Many of the companies surveyed pointed to rising Covid-19 cases related to the Omicron variant as a drag on business, while firms in the North East also highlighted rising costs burdens.
Average prices charged for goods and services in the North East increased for the 17th month running and businesses noted a broad stagnation in employment levels.
The index is the latest report to point to growing problems in the North East economy.
Richard Topliss, chairman of NatWest’s North regional board, said: “Private sector firms in the North East reported a third consecutive contraction in business activity in January, as the Omicron variant impacted the local economy sharply.
“Both activity and new orders fell, the latter for the first time since last February and at the sharpest pace for a year. As raw material and labour shortages remained marked, North East based businesses reported another upturn in average cost burdens, the second-fastest in the survey history.

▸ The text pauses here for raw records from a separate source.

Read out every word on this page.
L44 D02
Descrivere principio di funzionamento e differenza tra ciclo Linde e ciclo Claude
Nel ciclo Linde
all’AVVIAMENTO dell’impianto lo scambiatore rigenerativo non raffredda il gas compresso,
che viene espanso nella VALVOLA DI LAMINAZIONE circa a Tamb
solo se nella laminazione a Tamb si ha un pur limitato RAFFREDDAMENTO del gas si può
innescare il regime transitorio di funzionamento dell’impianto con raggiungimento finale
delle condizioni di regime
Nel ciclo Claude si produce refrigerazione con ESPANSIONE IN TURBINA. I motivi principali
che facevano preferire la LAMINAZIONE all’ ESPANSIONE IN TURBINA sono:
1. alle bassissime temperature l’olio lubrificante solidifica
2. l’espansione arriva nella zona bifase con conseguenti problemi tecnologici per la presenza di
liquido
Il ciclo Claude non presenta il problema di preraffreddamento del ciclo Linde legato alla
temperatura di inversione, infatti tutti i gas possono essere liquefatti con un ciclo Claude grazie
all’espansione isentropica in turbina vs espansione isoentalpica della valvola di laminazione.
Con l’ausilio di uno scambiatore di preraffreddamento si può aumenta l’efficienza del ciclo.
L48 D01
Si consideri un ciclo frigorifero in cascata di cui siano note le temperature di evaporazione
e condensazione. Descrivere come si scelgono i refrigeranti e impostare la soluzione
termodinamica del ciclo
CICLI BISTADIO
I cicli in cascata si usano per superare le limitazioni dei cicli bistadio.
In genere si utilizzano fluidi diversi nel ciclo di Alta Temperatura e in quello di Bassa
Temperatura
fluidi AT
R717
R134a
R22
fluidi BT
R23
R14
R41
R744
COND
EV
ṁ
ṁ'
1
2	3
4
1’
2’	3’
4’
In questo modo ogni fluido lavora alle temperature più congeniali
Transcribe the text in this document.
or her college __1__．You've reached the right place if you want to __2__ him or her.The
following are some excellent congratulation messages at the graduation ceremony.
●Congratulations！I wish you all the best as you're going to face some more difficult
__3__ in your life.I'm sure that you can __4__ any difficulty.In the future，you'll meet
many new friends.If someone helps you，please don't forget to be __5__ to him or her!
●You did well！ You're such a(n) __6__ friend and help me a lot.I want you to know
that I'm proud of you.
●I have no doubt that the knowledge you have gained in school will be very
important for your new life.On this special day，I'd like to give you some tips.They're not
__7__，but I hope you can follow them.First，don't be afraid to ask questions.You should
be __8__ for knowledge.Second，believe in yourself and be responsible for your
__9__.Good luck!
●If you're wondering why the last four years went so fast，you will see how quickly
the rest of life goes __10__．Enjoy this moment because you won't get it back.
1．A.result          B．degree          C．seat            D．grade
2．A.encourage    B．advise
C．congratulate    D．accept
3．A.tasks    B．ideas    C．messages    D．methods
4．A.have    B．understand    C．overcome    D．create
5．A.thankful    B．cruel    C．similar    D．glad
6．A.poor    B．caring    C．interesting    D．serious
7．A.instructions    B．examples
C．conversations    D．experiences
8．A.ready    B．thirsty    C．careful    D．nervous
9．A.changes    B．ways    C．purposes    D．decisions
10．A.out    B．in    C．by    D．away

“That said, prices charged for goods and services rose at the slowest pace for five months. Business optimism regarding the year-ahead outlook for activity strengthened to a three-month high amid hopes that the latest wave of infections would pass and trigger a quick rebound in activity and demand.”
The NatWest data has come a few weeks after the most recent quarterly economic survey from the North East England Chamber of Commerce found that businesses in the region ended 2021 in better shape than they started it, but that many had growing worries over inflation and energy prices.
Separately, economic forecasts from ‘big four’ accountancy firms EY and KPMG for the North East mixed optimism with notes of caution over slow growth rates.
All eyes will now be on tomorrow’s unemployment figures as the latest indicator of the region’s recovery from the pandemic.
Last month the North East regained its unwanted title of having the highest rates of unemployment in the UK, with a particular growth in joblessness among women.